Assignment 7: OpenMP, performance


  1. Triangular parallel MVM. Consider the multiplication of a dense lower triangular matrix with a vector:
    for(r=0; r<N; ++r)
    for(c=0; c<=r; ++c)
    y[r] += a[r][c] * x[c];
    Write a benchmark code for this operation. Parallelize it with OpenMP and run it with 1...10 threads on one Emmy socket, scaling the problem size (N) from 50x50 to 8000x8000. 

    (a) Which loop should be parallelized? What is the optimal OpenMP loop schedule? Why?
    (b) Plot performance vs. N for the best and the worst loop schedule.

  2. Accelerators vs. multicore processors. The Nvidia K20 GPGPU and the Intel Xeon Phi coprocessor were accelerators that promise superior performance compared to standard CPUs.

    The Kepler GPGPU has an achievable memory bandwidth of about 160 GByte/s and a peak performance (double precision) of about 1.4 TFlop/s.

    The Xeon Phi "Knights Corner" has an achievable memory bandwidth of about 160 GByte/s and a (DP) peak performance of about 1 TFlop/s.

    We want to compare the performance of these two accelerators with a standard dual-socket Intel Xeon "Ivy Bridge" compute node with 10 cores per socket and a clock speed of 2.2 GHz (which costs about the same as one accelerator card and also draws comparable power). One Ivy Bridge socket has an achievable memory bandwidth of 40 GByte/s and each core can execute eight DP Flops per cycle (4 MULT, 4 ADD) when using AVX vectorization.
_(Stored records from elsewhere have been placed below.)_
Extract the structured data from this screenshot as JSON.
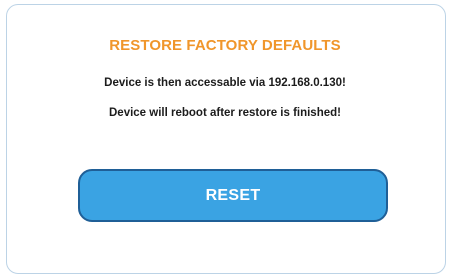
{
  "panel": {
    "title": "RESTORE FACTORY DEFAULTS",
    "messages": [
      "Device is then accessable via 192.168.0.130!",
      "Device will reboot after restore is finished!"
    ]
  },
  "actions": {
    "reset_label": "RESET"
  },
  "colors": {
    "title": "#f0962b",
    "button_fill": "#3aa3e3",
    "button_border": "#1f5f97",
    "frame_border": "#bcd3e6"
  }
}
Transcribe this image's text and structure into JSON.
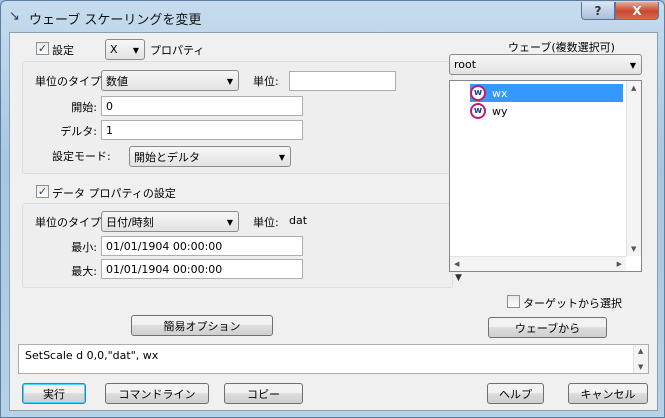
{
  "window": {
    "title": "ウェーブ スケーリングを変更",
    "help_label": "?",
    "close_label": "X"
  },
  "setting": {
    "checkbox_checked": true,
    "checkbox_label": "設定",
    "axis_value": "X",
    "property_label": "プロパティ",
    "unit_type_label": "単位のタイプ:",
    "unit_type_value": "数値",
    "unit_label": "単位:",
    "unit_value": "",
    "start_label": "開始:",
    "start_value": "0",
    "delta_label": "デルタ:",
    "delta_value": "1",
    "mode_label": "設定モード:",
    "mode_value": "開始とデルタ"
  },
  "data_props": {
    "checkbox_checked": true,
    "checkbox_label": "データ プロパティの設定",
    "unit_type_label": "単位のタイプ:",
    "unit_type_value": "日付/時刻",
    "unit_label": "単位:",
    "unit_value": "dat",
    "min_label": "最小:",
    "min_value": "01/01/1904 00:00:00",
    "max_label": "最大:",
    "max_value": "01/01/1904 00:00:00"
  },
  "waves": {
    "header": "ウェーブ(複数選択可)",
    "folder_value": "root",
    "items": [
      {
        "name": "wx",
        "selected": true
      },
      {
        "name": "wy",
        "selected": false
      }
    ],
    "target_checkbox_label": "ターゲットから選択",
    "from_wave_button": "ウェーブから"
  },
  "simple_options_button": "簡易オプション",
  "command": "SetScale d 0,0,\"dat\", wx",
  "buttons": {
    "execute": "実行",
    "command_line": "コマンドライン",
    "copy": "コピー",
    "help": "ヘルプ",
    "cancel": "キャンセル"
  },
  "icons": {
    "window_icon": "scale-arrow-icon",
    "wave_icon": "wave-icon",
    "dropdown_arrow": "chevron-down-icon"
  }
}
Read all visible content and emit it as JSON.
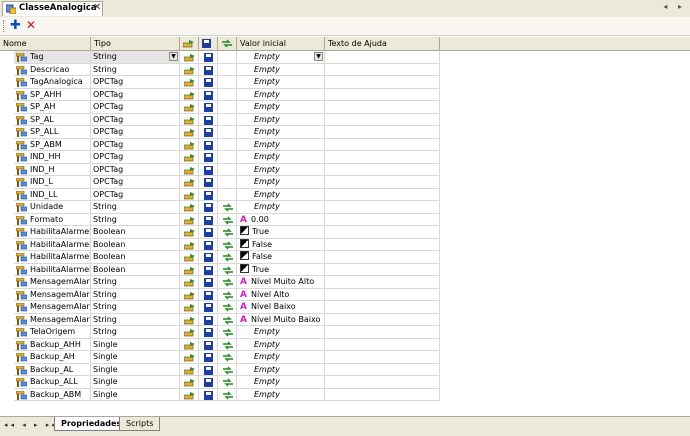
{
  "tab": {
    "title": "ClasseAnalogica",
    "close": "✕"
  },
  "nav_arrows": "◂ ▸",
  "toolbar": {
    "add": "✚",
    "delete": "✕"
  },
  "columns": {
    "name": "Nome",
    "type": "Tipo",
    "icon1": "read-write-icon",
    "icon2": "save-icon",
    "icon3": "link-icon",
    "value": "Valor inicial",
    "help": "Texto de Ajuda"
  },
  "rows": [
    {
      "name": "Tag",
      "type": "String",
      "icons": [
        1,
        1,
        0
      ],
      "value": "Empty",
      "empty": true,
      "kind": "dropdown"
    },
    {
      "name": "Descricao",
      "type": "String",
      "icons": [
        1,
        1,
        0
      ],
      "value": "Empty",
      "empty": true
    },
    {
      "name": "TagAnalogica",
      "type": "OPCTag",
      "icons": [
        1,
        1,
        0
      ],
      "value": "Empty",
      "empty": true
    },
    {
      "name": "SP_AHH",
      "type": "OPCTag",
      "icons": [
        1,
        1,
        0
      ],
      "value": "Empty",
      "empty": true
    },
    {
      "name": "SP_AH",
      "type": "OPCTag",
      "icons": [
        1,
        1,
        0
      ],
      "value": "Empty",
      "empty": true
    },
    {
      "name": "SP_AL",
      "type": "OPCTag",
      "icons": [
        1,
        1,
        0
      ],
      "value": "Empty",
      "empty": true
    },
    {
      "name": "SP_ALL",
      "type": "OPCTag",
      "icons": [
        1,
        1,
        0
      ],
      "value": "Empty",
      "empty": true
    },
    {
      "name": "SP_ABM",
      "type": "OPCTag",
      "icons": [
        1,
        1,
        0
      ],
      "value": "Empty",
      "empty": true
    },
    {
      "name": "IND_HH",
      "type": "OPCTag",
      "icons": [
        1,
        1,
        0
      ],
      "value": "Empty",
      "empty": true
    },
    {
      "name": "IND_H",
      "type": "OPCTag",
      "icons": [
        1,
        1,
        0
      ],
      "value": "Empty",
      "empty": true
    },
    {
      "name": "IND_L",
      "type": "OPCTag",
      "icons": [
        1,
        1,
        0
      ],
      "value": "Empty",
      "empty": true
    },
    {
      "name": "IND_LL",
      "type": "OPCTag",
      "icons": [
        1,
        1,
        0
      ],
      "value": "Empty",
      "empty": true
    },
    {
      "name": "Unidade",
      "type": "String",
      "icons": [
        1,
        1,
        1
      ],
      "value": "Empty",
      "empty": true
    },
    {
      "name": "Formato",
      "type": "String",
      "icons": [
        1,
        1,
        1
      ],
      "value": "0.00",
      "kind": "text"
    },
    {
      "name": "HabilitaAlarmeHH",
      "type": "Boolean",
      "icons": [
        1,
        1,
        1
      ],
      "value": "True",
      "kind": "bool"
    },
    {
      "name": "HabilitaAlarmeH",
      "type": "Boolean",
      "icons": [
        1,
        1,
        1
      ],
      "value": "False",
      "kind": "bool"
    },
    {
      "name": "HabilitaAlarmeL",
      "type": "Boolean",
      "icons": [
        1,
        1,
        1
      ],
      "value": "False",
      "kind": "bool"
    },
    {
      "name": "HabilitaAlarmeLL",
      "type": "Boolean",
      "icons": [
        1,
        1,
        1
      ],
      "value": "True",
      "kind": "bool"
    },
    {
      "name": "MensagemAlarmeHH",
      "type": "String",
      "icons": [
        1,
        1,
        1
      ],
      "value": "Nível Muito Alto",
      "kind": "text"
    },
    {
      "name": "MensagemAlarmeH",
      "type": "String",
      "icons": [
        1,
        1,
        1
      ],
      "value": "Nível Alto",
      "kind": "text"
    },
    {
      "name": "MensagemAlarmeL",
      "type": "String",
      "icons": [
        1,
        1,
        1
      ],
      "value": "Nível Baixo",
      "kind": "text"
    },
    {
      "name": "MensagemAlarmeLL",
      "type": "String",
      "icons": [
        1,
        1,
        1
      ],
      "value": "Nível Muito Baixo",
      "kind": "text"
    },
    {
      "name": "TelaOrigem",
      "type": "String",
      "icons": [
        1,
        1,
        1
      ],
      "value": "Empty",
      "empty": true
    },
    {
      "name": "Backup_AHH",
      "type": "Single",
      "icons": [
        1,
        1,
        1
      ],
      "value": "Empty",
      "empty": true
    },
    {
      "name": "Backup_AH",
      "type": "Single",
      "icons": [
        1,
        1,
        1
      ],
      "value": "Empty",
      "empty": true
    },
    {
      "name": "Backup_AL",
      "type": "Single",
      "icons": [
        1,
        1,
        1
      ],
      "value": "Empty",
      "empty": true
    },
    {
      "name": "Backup_ALL",
      "type": "Single",
      "icons": [
        1,
        1,
        1
      ],
      "value": "Empty",
      "empty": true
    },
    {
      "name": "Backup_ABM",
      "type": "Single",
      "icons": [
        1,
        1,
        1
      ],
      "value": "Empty",
      "empty": true
    }
  ],
  "bottom_nav": "◂◂ ◂ ▸ ▸▸",
  "bottom_tabs": [
    {
      "label": "Propriedades",
      "active": true
    },
    {
      "label": "Scripts",
      "active": false
    }
  ]
}
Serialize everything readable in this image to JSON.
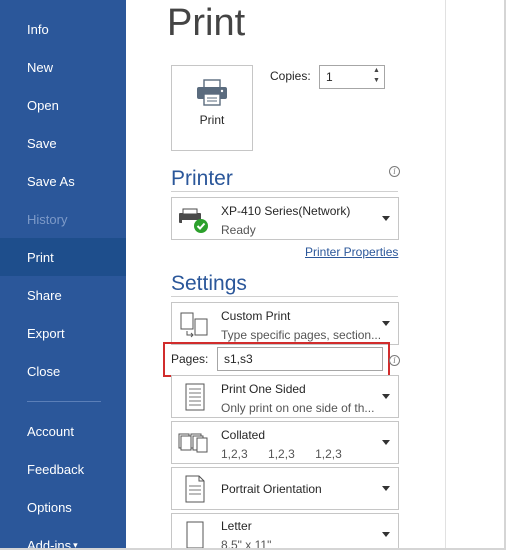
{
  "sidebar": {
    "items": [
      {
        "label": "Info"
      },
      {
        "label": "New"
      },
      {
        "label": "Open"
      },
      {
        "label": "Save"
      },
      {
        "label": "Save As"
      },
      {
        "label": "History"
      },
      {
        "label": "Print"
      },
      {
        "label": "Share"
      },
      {
        "label": "Export"
      },
      {
        "label": "Close"
      },
      {
        "label": "Account"
      },
      {
        "label": "Feedback"
      },
      {
        "label": "Options"
      },
      {
        "label": "Add-ins"
      }
    ],
    "bg_color": "#2b579a"
  },
  "main": {
    "title": "Print",
    "print_button_label": "Print",
    "copies_label": "Copies:",
    "copies_value": "1",
    "printer": {
      "section_title": "Printer",
      "name": "XP-410 Series(Network)",
      "status": "Ready",
      "properties_link": "Printer Properties"
    },
    "settings": {
      "section_title": "Settings",
      "print_range": {
        "title": "Custom Print",
        "subtitle": "Type specific pages, section..."
      },
      "pages_label": "Pages:",
      "pages_value": "s1,s3",
      "sides": {
        "title": "Print One Sided",
        "subtitle": "Only print on one side of th..."
      },
      "collation": {
        "title": "Collated",
        "values": [
          "1,2,3",
          "1,2,3",
          "1,2,3"
        ]
      },
      "orientation": {
        "title": "Portrait Orientation"
      },
      "paper": {
        "title": "Letter",
        "subtitle": "8.5\" x 11\""
      }
    }
  },
  "colors": {
    "accent": "#2b579a",
    "highlight": "#d12c2c",
    "ready": "#2ca02c"
  }
}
    Calculate the performance gain of the following codes when using either accelerator instead of the CPU node (a "long" loop over i is implied). Assume that either the peak performance or the main memory bandwidth is the only bottleneck.

    (a) a[i] = b[i] + c[i] (STREAM add)

    (b) Matrix-matrix multiply (runs at 90% of peak on Ivy Bridge and at 85% of peak on the accelerators)

    How does the picture change for (b) if you run the code on the CPU with a single thread and non-vectorized (i.e., not using SIMD)? How does the performance on the accelerators change if you have to copy the arrays b[] and c[] in (a) to the accelerator via the PCIe 2.0 bus (max. bandwidth of 6 GByte/s) before the loop, and then copy array a[] back afterwards?


  3. Parallel raytracer. Parallelize a simple raytracer code using OpenMP. You can find the source (C and F90) in ~unrz55/GettingStarted/raytrace{_c.c,_f.f90}

    The picture is divided into so-called tiles (see figure). The function which is responsible for calculating a tile is called calc_tile(). Important parameters are size (the number of pixels in one direction) and tilesize (the number of pixels of one tile in one direction), both hard-coded at the start of main(). The commands that print the picture in PNM format are commented out, but you can use them to check for correctness. You can display the image with the ’display’ tool from the ImageMagick toolkit. Does your code scale up to 10 Emmy cores with a picture size of 5000×5000 pixels? Is there an optimal tile size? What is the best runtime (excluding output) you can get on a Emmy node? Also think of scalar optimizations that may be beneficial. Does SMT help?